La logique du marché

La logique du marché

On médit souvent de la logique du marché en dénonçant la course effrénée au profit des entrepreneurs capitalistes.

Nul altruisme, nulle solidarité de la part des entrepreneurs, si ce n’est pour afficher des bons sentiments vendeurs leur permettant de rogner davantage encore de parts de marché.

L’égoïsme le plus abject, qui remplace le cœur par le tiroir-caisse, vous choque, soit ; mais on vous répondra : « il faut bien vivre », et qui sommes nous pour reprocher à d’autres des travers si humains ? Car ainsi va le monde, et le désintéressement pur n’existe pas sur cette terre.

D’ailleurs, est-il si épouvantablement dramatique que notre comportement soit mû principalement par le soin que nous portons à nos intérêts ? Souffrons nous de ce que Bill Gates soit devenu multi-milliardaire ? Nous plaignons-nous de ce que des inventeurs un peu toqués aient permis de nous fourguer téléphones, disques, téléviseurs, lave-linges et autre objet aussi inutiles, dont l’humanité s’est dispensée pendant des millénaires ?

La réponse est évidemment non ; la fortune des uns n’aurait pas été possible sans la satisfaction de nos besoins par la mise à disposition à titre plus ou moins onéreux de leurs produits manufacturés.

Eh oui, n’en déplaise aux altercomprenants, la logique du marché met le plus souvent en présence les deux parties que sont l’offreur et le demandeur, qui s’entendent sur une transaction aussi longtemps qu’elle leur permet de satisfaire leur intérêt.
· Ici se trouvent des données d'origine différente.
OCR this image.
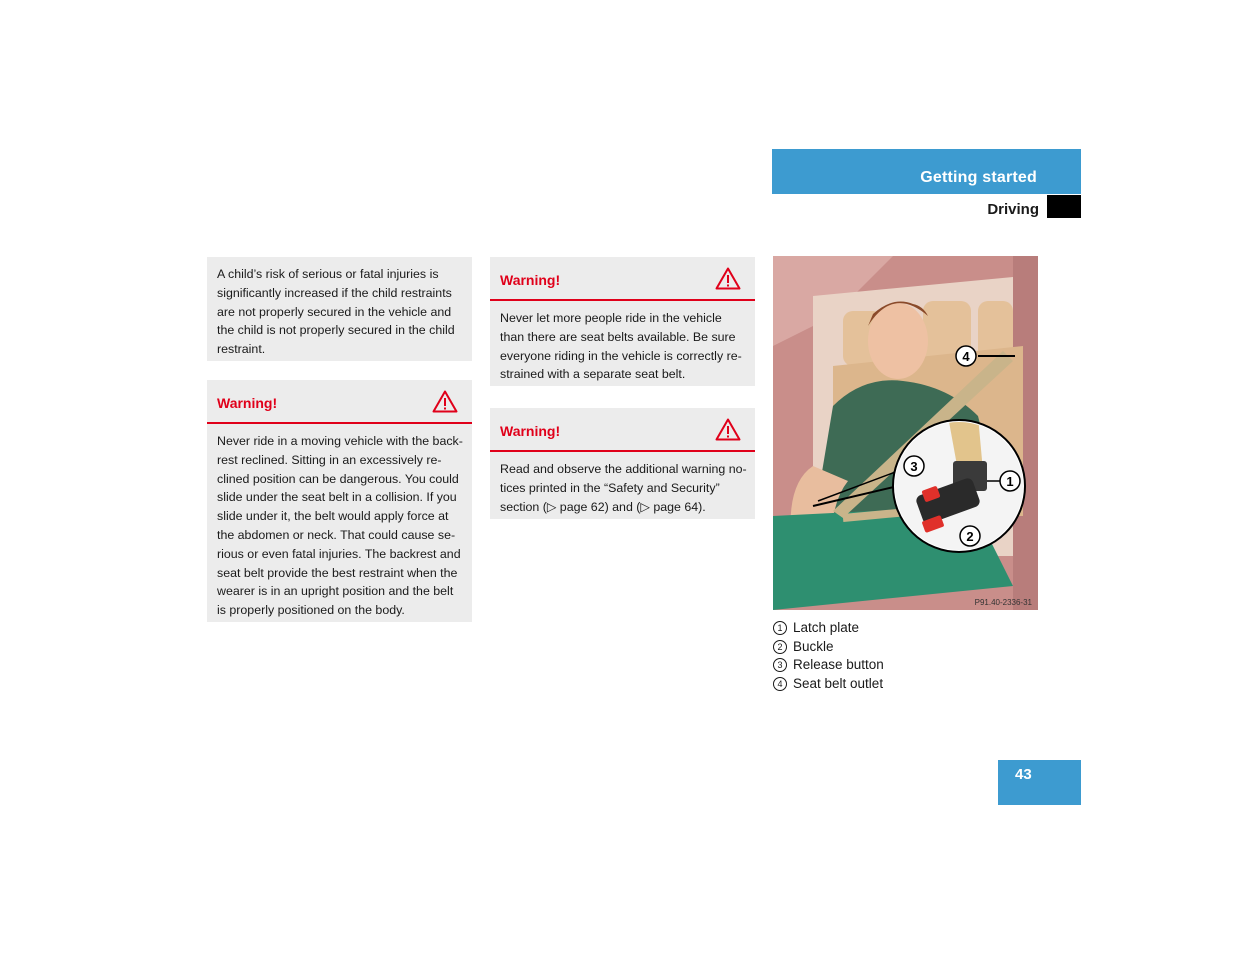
Getting started
Driving
A child’s risk of serious or fatal injuries is significantly increased if the child restraints are not properly secured in the vehicle and the child is not properly secured in the child restraint.
Warning!
Never ride in a moving vehicle with the back-rest reclined. Sitting in an excessively re-clined position can be dangerous. You could slide under the seat belt in a collision. If you slide under it, the belt would apply force at the abdomen or neck. That could cause se-rious or even fatal injuries. The backrest and seat belt provide the best restraint when the wearer is in an upright position and the belt is properly positioned on the body.
Warning!
Never let more people ride in the vehicle than there are seat belts available. Be sure everyone riding in the vehicle is correctly re-strained with a separate seat belt.
Warning!
Read and observe the additional warning no-tices printed in the “Safety and Security” section (▷ page 62) and (▷ page 64).
4
3
1
2
P91.40-2336-31
1 Latch plate
2 Buckle
3 Release button
4 Seat belt outlet
43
On se situe là dans ce que l’on appelle un jeu à somme positif c’est-à-dire un échange gagnant-gagnant. Cela est bien évident car qui accepterait de conclure librement une transaction qui ne répondrait pas à ses intérêts ?

La logique de l’État

L’affaire se complique quand, au nom des bons sentiments, de la justice sociale, des services publics ou autres prétextes plus ou moins foireux, l’État se mêle de faire notre bonheur, ou plus exactement le bonheur de certains. Les premiers bénéficiaires de l’intervention de l’État sont d’abord ceux qui le représentent : les politiques, puis ceux qui en vivent : les fonctionnaires. Les uns et les autres sont alors payés par la population pour rendre des services publics toujours plus nombreux dont l’incertain caractère indispensable ne saurait faire de doute pour l’opinion publique, ce qui est la condition sine qua non de perpétuation et de développement des services publics.
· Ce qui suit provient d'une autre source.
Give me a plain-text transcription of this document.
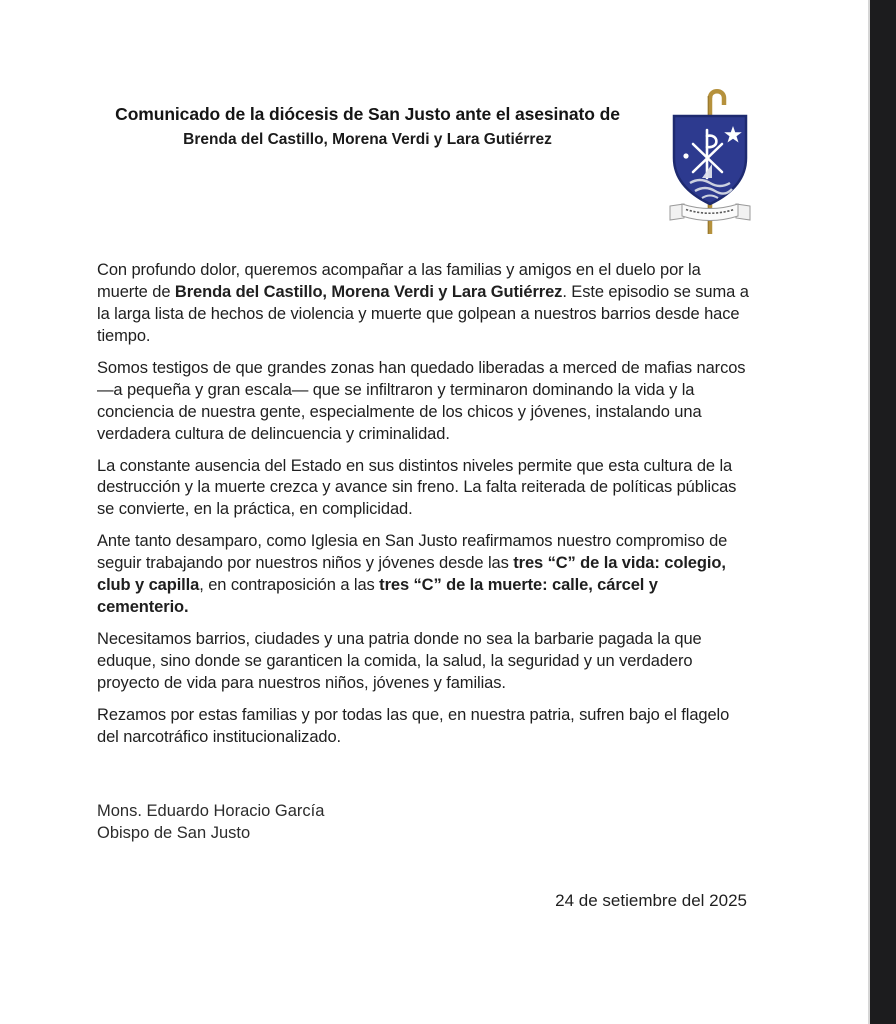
Comunicado de la diócesis de San Justo ante el asesinato de
Brenda del Castillo, Morena Verdi y Lara Gutiérrez

Con profundo dolor, queremos acompañar a las familias y amigos en el duelo por la muerte de Brenda del Castillo, Morena Verdi y Lara Gutiérrez. Este episodio se suma a la larga lista de hechos de violencia y muerte que golpean a nuestros barrios desde hace tiempo.

Somos testigos de que grandes zonas han quedado liberadas a merced de mafias narcos —a pequeña y gran escala— que se infiltraron y terminaron dominando la vida y la conciencia de nuestra gente, especialmente de los chicos y jóvenes, instalando una verdadera cultura de delincuencia y criminalidad.

La constante ausencia del Estado en sus distintos niveles permite que esta cultura de la destrucción y la muerte crezca y avance sin freno. La falta reiterada de políticas públicas se convierte, en la práctica, en complicidad.

Ante tanto desamparo, como Iglesia en San Justo reafirmamos nuestro compromiso de seguir trabajando por nuestros niños y jóvenes desde las tres “C” de la vida: colegio, club y capilla, en contraposición a las tres “C” de la muerte: calle, cárcel y cementerio.

Necesitamos barrios, ciudades y una patria donde no sea la barbarie pagada la que eduque, sino donde se garanticen la comida, la salud, la seguridad y un verdadero proyecto de vida para nuestros niños, jóvenes y familias.

Rezamos por estas familias y por todas las que, en nuestra patria, sufren bajo el flagelo del narcotráfico institucionalizado.

Mons. Eduardo Horacio García
Obispo de San Justo
24 de setiembre del 2025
Cependant, nous ne nous situons plus là dans une logique de marché, aucune valeur supplémentaire n’est créée. Nous n’avons pas affaire à un jeu à somme positive, mais au mieux à une situation où ce que les uns gagnent, d’autres le perdent, autrement dit un jeu à somme nulle. La fiscalité est alors nécessaire afin que la population puisse être contrainte de régler des services dont elle se serait détournée sur un marché libre.

Tout le jeu de l’État et de sa classe de fonctionnaires consiste donc à légitimer les services publics. Pour cela, il convient d’en exagérer le gain perçu par la population et d’en minorer le coût dans l’opinion publique. Toute la superstructure étatique est mobilisée dans ce but : l’Éducation nationale, les média faussement indépendants, la magistrature, les partis politiques, les syndicats conditionnent assez grossièrement la population non seulement à l’acceptation des sévices publics imposés, mais surtout à leur développement par une mise en accusation de la logique alternative du marché.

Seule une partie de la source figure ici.